The prototype of this method is as follows:

public int compare(byte[] b1, int s1, int l2, byte[] b2, int s2, int l2);

b1 and b2 represent the two keys output by the Map job (note the serialized data). We need to specify the rules for key comparison.

Case: Statistics of the number of a-n, o-z words

This case is to modify the grouping rules based on WordCount. This requires us to define a grouping class ourselves.
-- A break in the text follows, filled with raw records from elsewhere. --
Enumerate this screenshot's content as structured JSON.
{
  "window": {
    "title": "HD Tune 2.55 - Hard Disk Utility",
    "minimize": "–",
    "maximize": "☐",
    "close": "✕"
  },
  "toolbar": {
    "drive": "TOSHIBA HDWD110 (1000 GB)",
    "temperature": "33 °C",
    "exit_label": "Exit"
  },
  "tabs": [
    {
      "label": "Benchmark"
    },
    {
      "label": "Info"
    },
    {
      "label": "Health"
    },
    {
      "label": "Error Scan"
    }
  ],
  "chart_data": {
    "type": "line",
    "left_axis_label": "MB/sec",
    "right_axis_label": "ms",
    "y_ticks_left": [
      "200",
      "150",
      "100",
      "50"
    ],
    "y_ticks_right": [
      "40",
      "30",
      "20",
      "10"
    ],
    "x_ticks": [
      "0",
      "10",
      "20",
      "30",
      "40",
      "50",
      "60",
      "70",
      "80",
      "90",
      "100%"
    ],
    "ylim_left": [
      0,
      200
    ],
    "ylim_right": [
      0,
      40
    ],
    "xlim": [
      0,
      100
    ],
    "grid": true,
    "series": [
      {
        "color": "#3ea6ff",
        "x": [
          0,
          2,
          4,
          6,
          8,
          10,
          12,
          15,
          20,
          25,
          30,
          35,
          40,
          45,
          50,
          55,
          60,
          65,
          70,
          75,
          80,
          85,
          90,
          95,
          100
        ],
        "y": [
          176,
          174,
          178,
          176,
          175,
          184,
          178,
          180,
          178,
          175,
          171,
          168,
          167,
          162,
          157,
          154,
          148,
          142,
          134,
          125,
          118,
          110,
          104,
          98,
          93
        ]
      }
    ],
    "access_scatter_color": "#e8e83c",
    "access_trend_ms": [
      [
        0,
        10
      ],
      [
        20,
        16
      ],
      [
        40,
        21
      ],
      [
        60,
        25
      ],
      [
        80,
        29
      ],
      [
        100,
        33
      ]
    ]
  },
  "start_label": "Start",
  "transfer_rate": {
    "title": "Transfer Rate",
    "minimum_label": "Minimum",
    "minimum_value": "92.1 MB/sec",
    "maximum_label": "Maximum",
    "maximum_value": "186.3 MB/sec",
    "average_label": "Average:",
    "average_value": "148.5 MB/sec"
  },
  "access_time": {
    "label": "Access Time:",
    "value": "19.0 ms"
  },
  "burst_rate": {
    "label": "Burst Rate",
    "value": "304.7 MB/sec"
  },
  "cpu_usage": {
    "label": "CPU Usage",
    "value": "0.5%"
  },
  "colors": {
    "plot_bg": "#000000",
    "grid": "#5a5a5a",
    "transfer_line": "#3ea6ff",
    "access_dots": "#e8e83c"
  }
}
package cn.lazycat.bdd.hadoop.mapreduce.wordcount.grouping;

import org.apache.hadoop.io.Text;
import org.apache.hadoop.io.WritableComparator;

import java.io.ByteArrayInputStream;
import java.io.DataInput;
import java.io.DataInputStream;
import java.io.IOException;

public class WCGroupingComparator extends WritableComparator {

    @Override
    public int compare(byte[] b1, int s1, int l1, byte[] b2, int s2, int l2) {
        Text key1 = new Text();
        Text key2 = new Text();

        // Deserialize b1 and b2
        deSerial(key1, b1, s1, l1);
        deSerial(key2, b2, s2, l2);

        // If key1 and key2 both start with a-n or o-z, they are considered equal
        if (chargeRegEquals(key1, key2, "[a-n][a-z]*")
                || chargeRegEquals(key1, key2, "[o-z][a-z]*")) {
            return 0;
        }
        else {  // Other cases are considered unequal
            return -1;
        }
    }

    // Deserialize byte array
    private void deSerial(Text text, byte[] b, int s, int l) {
        DataInput in;
        try {
            in = new DataInputStream(new ByteArrayInputStream(b, s, l));
            // Deserialization
            text.readFields(in);
        } catch (IOException e) {
            e.printStackTrace();
        }
    }

    // Determines whether both text matches a regular expression
    private boolean chargeRegEquals(Text text1, Text text2, String regex) {
        return text1.toString().matches(regex)
                && text2.toString().matches(regex);
    }
}

Register this group in the startup class:

job.setGroupingComparatorClass(WCGroupingComparator.class);

SortComparator Reduce sort

Generally speaking, sorting is performed when the Map task is in progress. Therefore, we rarely sort in the Reduce task.

But it can still be done.

This requires us to write a WritableComparator implementation class. The writing method of this class is similar to that described above. The difference is that the size must be distinguished (compare returns 1 or - 1).

This Comparator can be registered by calling setSortComparator() of the job.